I’d like to see a real world example of what you mean. Because while lots of countries have elections, when leaders are allowed to arbitrarily extend their reign past with their laws allow, then I would agree with you. But those are the countries that I consider falling under the category of “masquerading as a democracy“.

2 comments

> I’d like to see a real world example of what you mean.

The German Enabling Act of 1933.

> when leaders are allowed to arbitrarily extend their reign past with their laws allow

What if they just use the provisions in the fundamental law that allow changing the structure or terms of government?

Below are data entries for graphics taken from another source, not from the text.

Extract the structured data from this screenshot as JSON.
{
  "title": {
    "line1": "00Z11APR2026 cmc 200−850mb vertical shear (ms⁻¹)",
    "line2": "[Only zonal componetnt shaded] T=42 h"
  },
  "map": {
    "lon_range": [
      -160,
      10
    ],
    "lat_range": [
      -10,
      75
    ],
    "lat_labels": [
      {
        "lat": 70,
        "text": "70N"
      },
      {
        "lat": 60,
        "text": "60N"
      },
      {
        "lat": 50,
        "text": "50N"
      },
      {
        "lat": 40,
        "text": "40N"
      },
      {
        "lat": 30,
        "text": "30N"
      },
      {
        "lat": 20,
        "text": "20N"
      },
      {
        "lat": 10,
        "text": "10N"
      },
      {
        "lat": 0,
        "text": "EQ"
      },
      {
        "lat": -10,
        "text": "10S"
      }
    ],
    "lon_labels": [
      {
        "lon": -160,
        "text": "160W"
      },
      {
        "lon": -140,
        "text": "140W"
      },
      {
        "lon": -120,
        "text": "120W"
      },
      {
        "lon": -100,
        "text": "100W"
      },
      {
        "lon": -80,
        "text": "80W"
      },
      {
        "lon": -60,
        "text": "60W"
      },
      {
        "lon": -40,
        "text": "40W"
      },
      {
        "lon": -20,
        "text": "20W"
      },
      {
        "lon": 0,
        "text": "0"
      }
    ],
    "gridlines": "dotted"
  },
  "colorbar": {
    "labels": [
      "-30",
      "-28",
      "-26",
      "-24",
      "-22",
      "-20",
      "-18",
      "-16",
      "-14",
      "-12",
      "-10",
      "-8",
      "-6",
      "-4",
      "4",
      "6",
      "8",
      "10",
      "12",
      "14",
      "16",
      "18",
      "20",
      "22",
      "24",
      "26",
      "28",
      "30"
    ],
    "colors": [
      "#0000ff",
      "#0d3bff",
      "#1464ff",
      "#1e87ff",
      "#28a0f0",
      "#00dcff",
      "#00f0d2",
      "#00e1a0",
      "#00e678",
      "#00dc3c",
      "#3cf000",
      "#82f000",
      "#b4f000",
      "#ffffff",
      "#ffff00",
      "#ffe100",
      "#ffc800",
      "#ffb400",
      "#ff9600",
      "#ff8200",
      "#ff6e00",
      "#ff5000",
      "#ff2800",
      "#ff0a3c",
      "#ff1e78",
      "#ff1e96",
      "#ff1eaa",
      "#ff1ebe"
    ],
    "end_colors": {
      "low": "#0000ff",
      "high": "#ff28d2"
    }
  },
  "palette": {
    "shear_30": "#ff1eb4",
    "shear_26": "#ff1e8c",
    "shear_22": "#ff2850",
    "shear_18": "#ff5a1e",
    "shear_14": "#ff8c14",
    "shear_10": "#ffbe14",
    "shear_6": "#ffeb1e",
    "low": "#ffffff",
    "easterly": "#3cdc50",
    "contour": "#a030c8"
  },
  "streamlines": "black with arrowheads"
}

A state can either have a thanatocracy in which the dead dictate the details of government to the living, or it can have process by which even the fundamental law can be changed. If it has the latter, that process can, within the preexisting democratic system, be used to terminate democracy without anyone exceeding the power allowed in law.

That seems a bit tautological to include the outcome in the definition. By that logic there are democracies today that will sometime in the future become “masquerading” that we can’t know yet.
You can't predict the future of any country of course, but you can certainly use its past to inform such a distinction. The moves by China and Russia, for example, to lengthen the reign of their leaders, while in the U.S., no matter what has happened to its leadership for the entirety of its history, no one has ever exceeded the time they were allowed before another election risked that tenure.
It's good that it hasn't happened in the US yet, the US luckily has pretty strong institutions it turns out.

But just looking at number of times a democratically elected senate has been dissolved throughout history (Rome, Japan (rise of imperial japan), Germany (third reich), Iran (iranian revolution), etc), there has indeed been a lot of "masquerading as a democracy" going on.

Separation of powers makes it harder to raise a dictator but in some cases it's just another piece of legislation away. Hence, I think Americans ought not to take our democracy for granted.